Dr. Leopold:Whenever we evaluate a new diagnostic tool, the issue of the diagnostic gold standard comes into play. As you know, cultures can be both falsely positive and falsely negative, and infections can remain quiescent for some time and then reactivate, so establishing the diagnosis and confirming the success of treatments really complicate research in these areas. Your study used patients with obvious clinical infections, but future studies will need to test patients where there is uncertainty about the diagnosis to evaluate the utility of new diagnostic tests; how should these studies be done?
Dr. Kates: Such studies are challenging as you point out because the diagnosis of infection is difficult and the definition of an infection is even controversial. All humans have different baseline anti-Staphylococcal antibody levels. One strategy would be to use large numbers of serum specimens blinded to the lab scientists to predict the presence of infection and then observe the clinical outcomes. Current screening tools including C-reactive protein, erythrocyte sedimentation rate, and white blood cell count are extremely nonspecific measures. Because there is no “gold standard” for diagnosis, such study design strategies would be required.

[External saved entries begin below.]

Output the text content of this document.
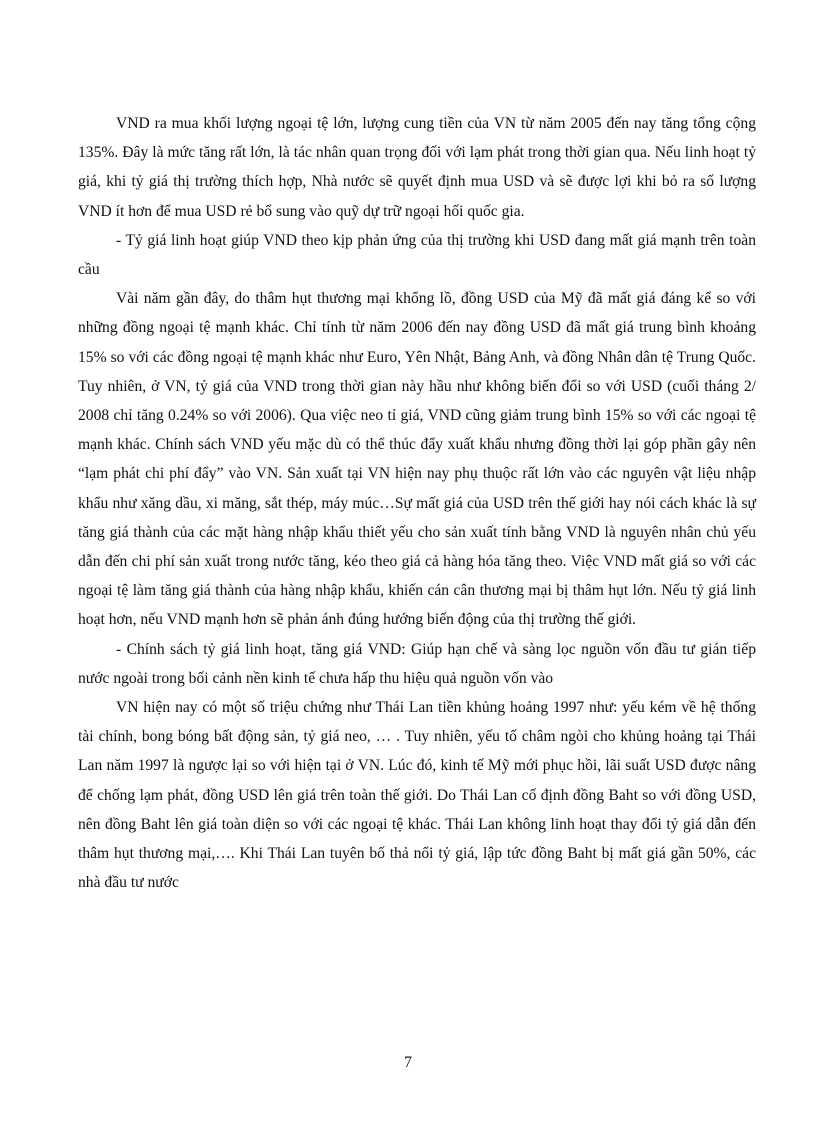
VND ra mua khối lượng ngoại tệ lớn, lượng cung tiền của VN từ năm 2005 đến nay tăng tổng cộng 135%. Đây là mức tăng rất lớn, là tác nhân quan trọng đối với lạm phát trong thời gian qua. Nếu linh hoạt tỷ giá, khi tỷ giá thị trường thích hợp, Nhà nước sẽ quyết định mua USD và sẽ được lợi khi bỏ ra số lượng VND ít hơn để mua USD rẻ bổ sung vào quỹ dự trữ ngoại hối quốc gia.

- Tỷ giá linh hoạt giúp VND theo kịp phản ứng của thị trường khi USD đang mất giá mạnh trên toàn cầu

Vài năm gần đây, do thâm hụt thương mại khổng lồ, đồng USD của Mỹ đã mất giá đáng kể so với những đồng ngoại tệ mạnh khác. Chỉ tính từ năm 2006 đến nay đồng USD đã mất giá trung bình khoảng 15% so với các đồng ngoại tệ mạnh khác như Euro, Yên Nhật, Bảng Anh, và đồng Nhân dân tệ Trung Quốc. Tuy nhiên, ở VN, tỷ giá của VND trong thời gian này hầu như không biến đổi so với USD (cuối tháng 2/ 2008 chỉ tăng 0.24% so với 2006). Qua việc neo tỉ giá, VND cũng giảm trung bình 15% so với các ngoại tệ mạnh khác. Chính sách VND yếu mặc dù có thể thúc đẩy xuất khẩu nhưng đồng thời lại góp phần gây nên “lạm phát chi phí đẩy” vào VN. Sản xuất tại VN hiện nay phụ thuộc rất lớn vào các nguyên vật liệu nhập khẩu như xăng dầu, xi măng, sắt thép, máy múc…Sự mất giá của USD trên thế giới hay nói cách khác là sự tăng giá thành của các mặt hàng nhập khẩu thiết yếu cho sản xuất tính bằng VND là nguyên nhân chủ yếu dẫn đến chi phí sản xuất trong nước tăng, kéo theo giá cả hàng hóa tăng theo. Việc VND mất giá so với các ngoại tệ làm tăng giá thành của hàng nhập khẩu, khiến cán cân thương mại bị thâm hụt lớn. Nếu tỷ giá linh hoạt hơn, nếu VND mạnh hơn sẽ phản ánh đúng hướng biến động của thị trường thế giới.

- Chính sách tỷ giá linh hoạt, tăng giá VND: Giúp hạn chế và sàng lọc nguồn vốn đầu tư gián tiếp nước ngoài trong bối cảnh nền kinh tế chưa hấp thu hiệu quả nguồn vốn vào

VN hiện nay có một số triệu chứng như Thái Lan tiền khủng hoảng 1997 như: yếu kém về hệ thống tài chính, bong bóng bất động sản, tỷ giá neo, … . Tuy nhiên, yếu tố châm ngòi cho khủng hoảng tại Thái Lan năm 1997 là ngược lại so với hiện tại ở VN. Lúc đó, kinh tế Mỹ mới phục hồi, lãi suất USD được nâng để chống lạm phát, đồng USD lên giá trên toàn thế giới. Do Thái Lan cố định đồng Baht so với đồng USD, nên đồng Baht lên giá toàn diện so với các ngoại tệ khác. Thái Lan không linh hoạt thay đổi tỷ giá dẫn đến thâm hụt thương mại,…. Khi Thái Lan tuyên bố thả nổi tỷ giá, lập tức đồng Baht bị mất giá gần 50%, các nhà đầu tư nước

7
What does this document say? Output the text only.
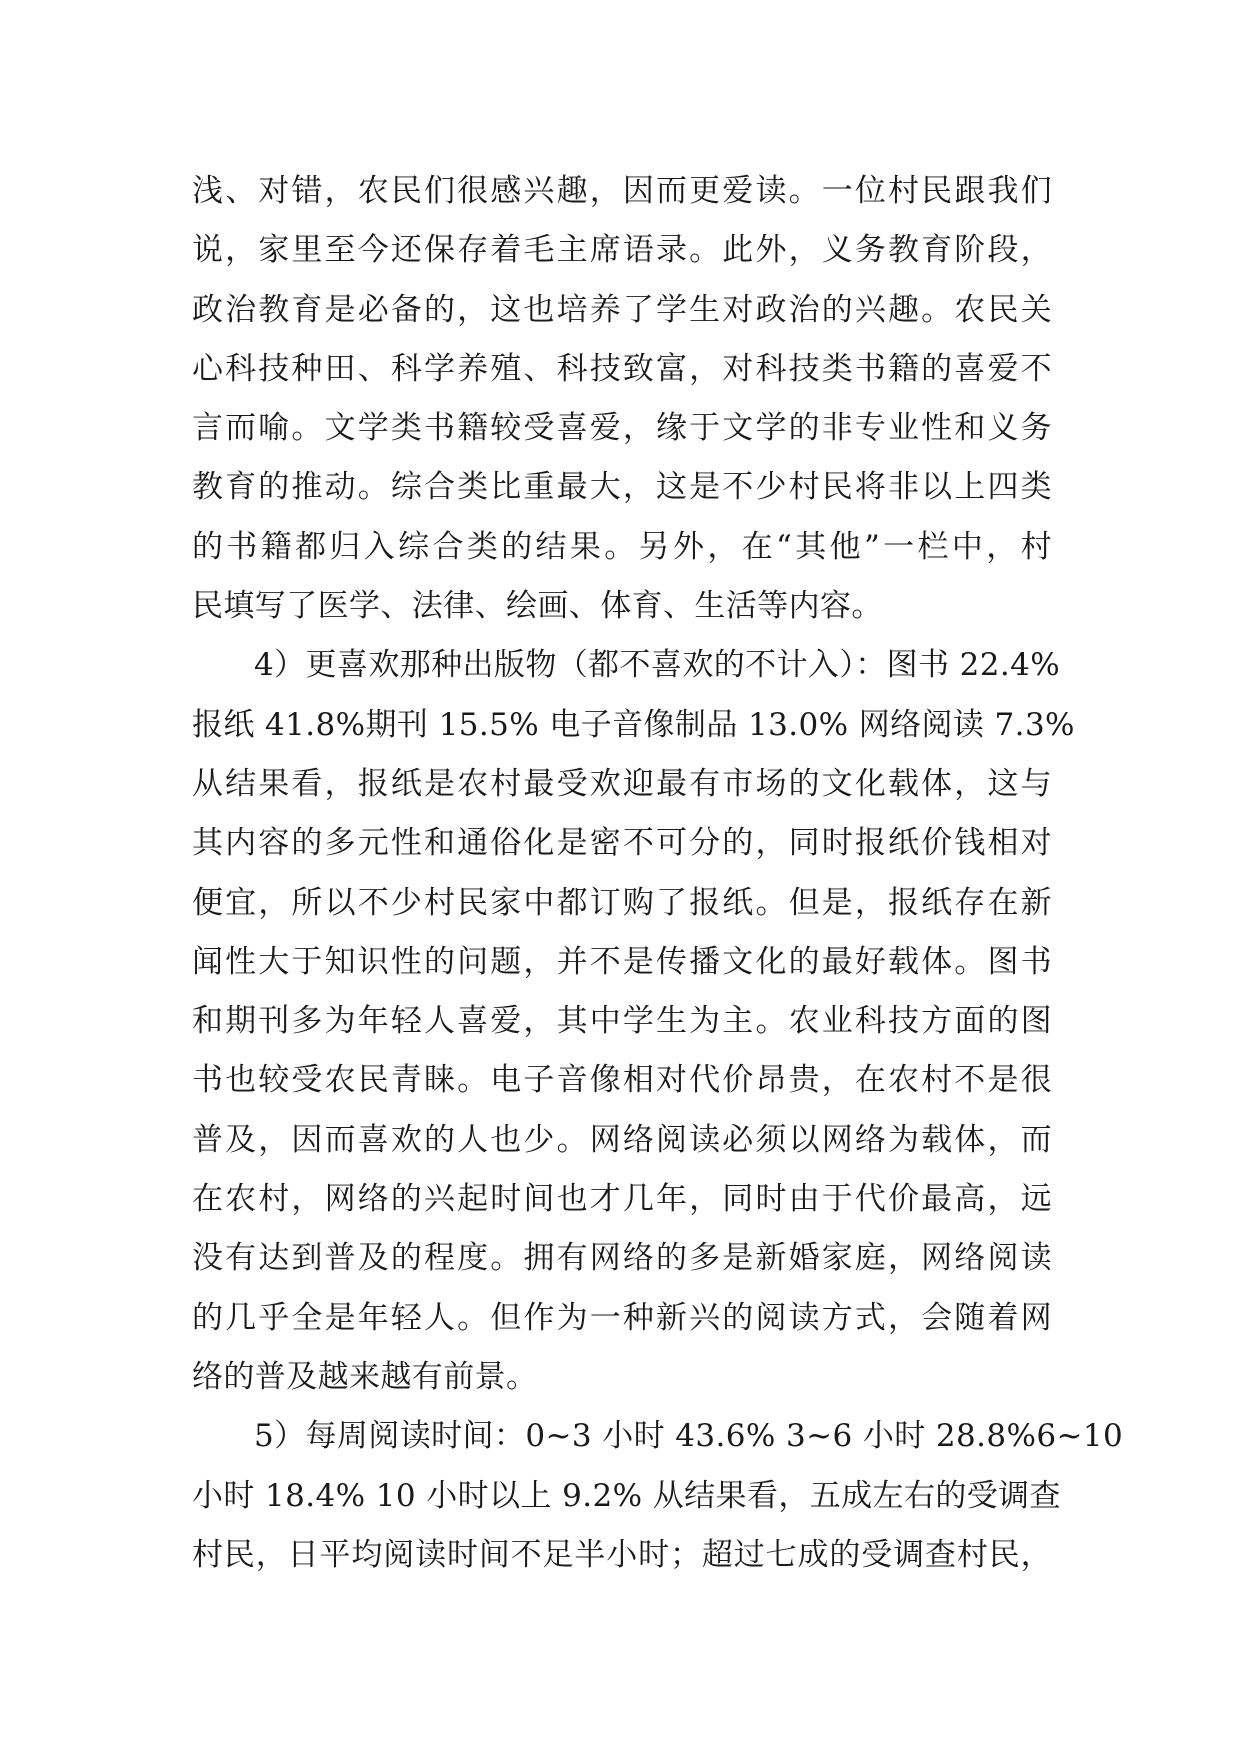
浅、对错，农民们很感兴趣，因而更爱读。一位村民跟我们
说，家里至今还保存着毛主席语录。此外，义务教育阶段，
政治教育是必备的，这也培养了学生对政治的兴趣。农民关
心科技种田、科学养殖、科技致富，对科技类书籍的喜爱不
言而喻。文学类书籍较受喜爱，缘于文学的非专业性和义务
教育的推动。综合类比重最大，这是不少村民将非以上四类
的书籍都归入综合类的结果。另外，在“其他”一栏中，村
民填写了医学、法律、绘画、体育、生活等内容。
4）更喜欢那种出版物（都不喜欢的不计入）：图书 22.4%
报纸 41.8%期刊 15.5% 电子音像制品 13.0% 网络阅读 7.3%
从结果看，报纸是农村最受欢迎最有市场的文化载体，这与
其内容的多元性和通俗化是密不可分的，同时报纸价钱相对
便宜，所以不少村民家中都订购了报纸。但是，报纸存在新
闻性大于知识性的问题，并不是传播文化的最好载体。图书
和期刊多为年轻人喜爱，其中学生为主。农业科技方面的图
书也较受农民青睐。电子音像相对代价昂贵，在农村不是很
普及，因而喜欢的人也少。网络阅读必须以网络为载体，而
在农村，网络的兴起时间也才几年，同时由于代价最高，远
没有达到普及的程度。拥有网络的多是新婚家庭，网络阅读
的几乎全是年轻人。但作为一种新兴的阅读方式，会随着网
络的普及越来越有前景。
5）每周阅读时间：0~3 小时 43.6% 3~6 小时 28.8%6~10
小时 18.4% 10 小时以上 9.2% 从结果看，五成左右的受调查
村民，日平均阅读时间不足半小时；超过七成的受调查村民，
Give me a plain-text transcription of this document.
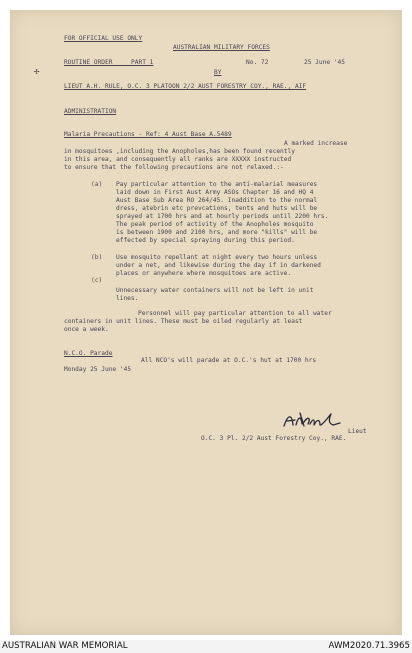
✢
FOR OFFICIAL USE ONLY
AUSTRALIAN MILITARY FORCES
ROUTINE ORDER     PART 1	No. 72	25 June '45
BY
LIEUT A.H. RULE, O.C. 3 PLATOON 2/2 AUST FORESTRY COY., RAE., AIF
ADMINISTRATION
Malaria Precautions - Ref: 4 Aust Base A.5489
A marked increase
in mosquitoes ,including the Anopholes,has been found recently
in this area, and consequently all ranks are XXXXX instructed
to ensure that the following precautions are not relaxed.:-
(a) Pay particular attention to the anti-malarial measures
laid down in First Aust Army ASOs Chapter 16 and HQ 4
Aust Base Sub Area RO 264/45. Inaddition to the normal
dress, atebrin etc prevcations, tents and huts will be
sprayed at 1700 hrs and at hourly periods until 2200 hrs.
The peak period of activity of the Anopholes mosquito
is between 1900 and 2100 hrs, and more "kills" will be
effected by special spraying during this period.
(b) Use mosquito repellant at night every two hours unless
under a net, and likewise during the day if in darkened
places or anywhere where mosquitoes are active.
(c)
Unnecessary water containers will not be left in unit
lines.
Personnel will pay particular attention to all water
containers in unit lines. These must be oiled regularly at least
once a week.
N.C.O. Parade
All NCO's will parade at O.C.'s hut at 1700 hrs
Monday 25 June '45
Lieut
O.C. 3 Pl. 2/2 Aust Forestry Coy., RAE.
AUSTRALIAN WAR MEMORIAL	AWM2020.71.3965
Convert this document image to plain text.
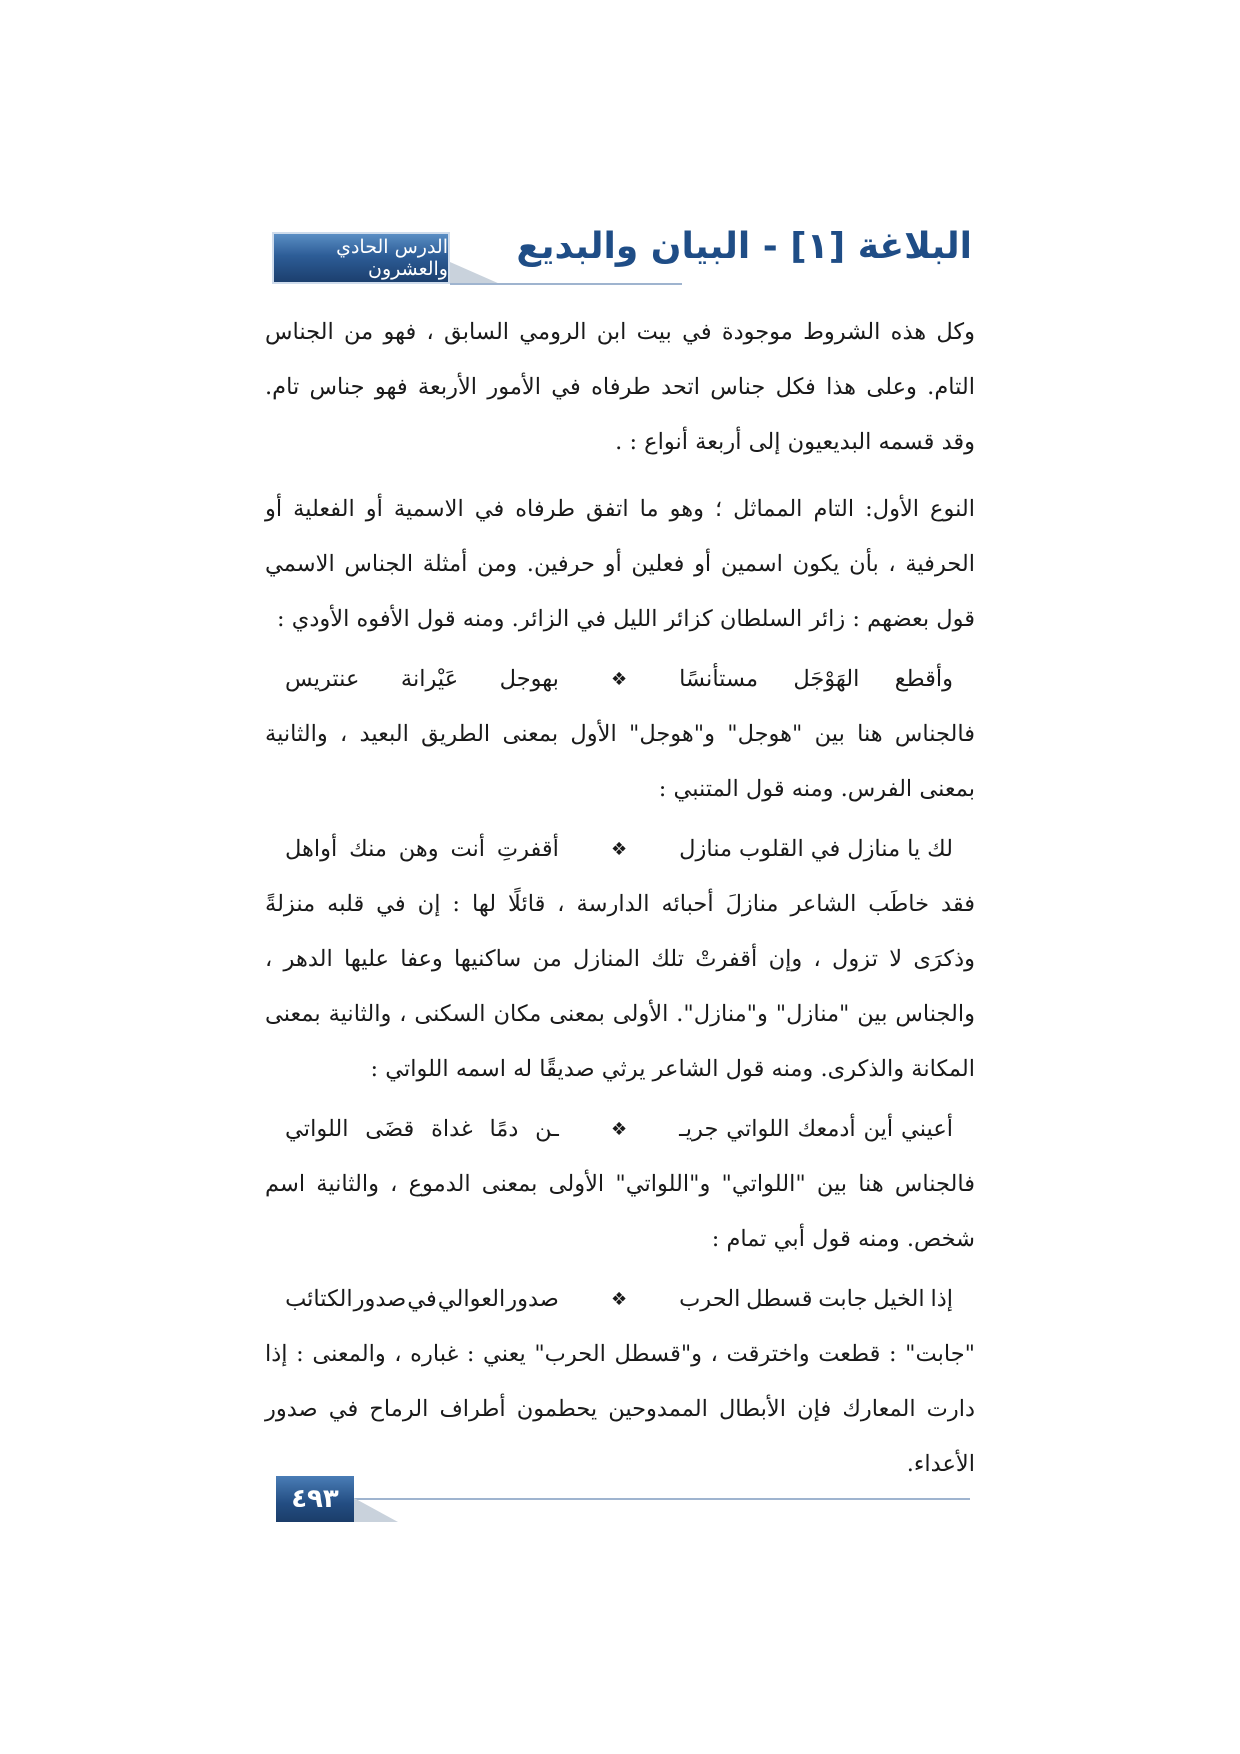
الدرس الحادي والعشرون
البلاغة [١] - البيان والبديع

وكل هذه الشروط موجودة في بيت ابن الرومي السابق ، فهو من الجناس التام. وعلى هذا فكل جناس اتحد طرفاه في الأمور الأربعة فهو جناس تام. وقد قسمه البديعيون إلى أربعة أنواع : .

النوع الأول: التام المماثل ؛ وهو ما اتفق طرفاه في الاسمية أو الفعلية أو الحرفية ، بأن يكون اسمين أو فعلين أو حرفين. ومن أمثلة الجناس الاسمي قول بعضهم : زائر السلطان كزائر الليل في الزائر. ومنه قول الأفوه الأودي :

وأقطع
الهَوْجَل
مستأنسًا
❖
بهوجل
عَيْرانة
عنتريس

فالجناس هنا بين "هوجل" و"هوجل" الأول بمعنى الطريق البعيد ، والثانية بمعنى الفرس. ومنه قول المتنبي :

لك
يا
منازل
في
القلوب
منازل
❖
أقفرتِ
أنت
وهن
منك
أواهل

فقد خاطَب الشاعر منازلَ أحبائه الدارسة ، قائلًا لها : إن في قلبه منزلةً وذكرَى لا تزول ، وإن أقفرتْ تلك المنازل من ساكنيها وعفا عليها الدهر ، والجناس بين "منازل" و"منازل". الأولى بمعنى مكان السكنى ، والثانية بمعنى المكانة والذكرى. ومنه قول الشاعر يرثي صديقًا له اسمه اللواتي :

أعيني
أين
أدمعك
اللواتي
جريـ
❖
ـن
دمًا
غداة
قضَى
اللواتي

فالجناس هنا بين "اللواتي" و"اللواتي" الأولى بمعنى الدموع ، والثانية اسم شخص. ومنه قول أبي تمام :

إذا
الخيل
جابت
قسطل
الحرب
❖
صدور
العوالي
في
صدور
الكتائب

"جابت" : قطعت واخترقت ، و"قسطل الحرب" يعني : غباره ، والمعنى : إذا دارت المعارك فإن الأبطال الممدوحين يحطمون أطراف الرماح في صدور الأعداء.

٤٩٣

Dr. Leopold:Let us talk about bench-to-bedside stuff. What will it take to commercialize an idea like yours, how expensive are the processes you used, and how much more expensive, time-consuming, or difficult is it to run a battery of 14 antibodies as opposed to one or two?
Dr. Schwarz: The test would require validation and FDA approval, which would require it to be commercialized as you point out. The methods are already commercially available using the Luminex machine and commercially available antigens, which will expedite this process. The test currently takes us 2.5 hours to run with the 14 antigens. We hope to reduce it down to about four antigens with similar diagnostic quality and lesser costs. We are looking at a risk adjustment strategy to help sharpen the diagnostic accuracy of the test now—much as creatinine-clearance rates are adjusted for patient descriptors like age and race.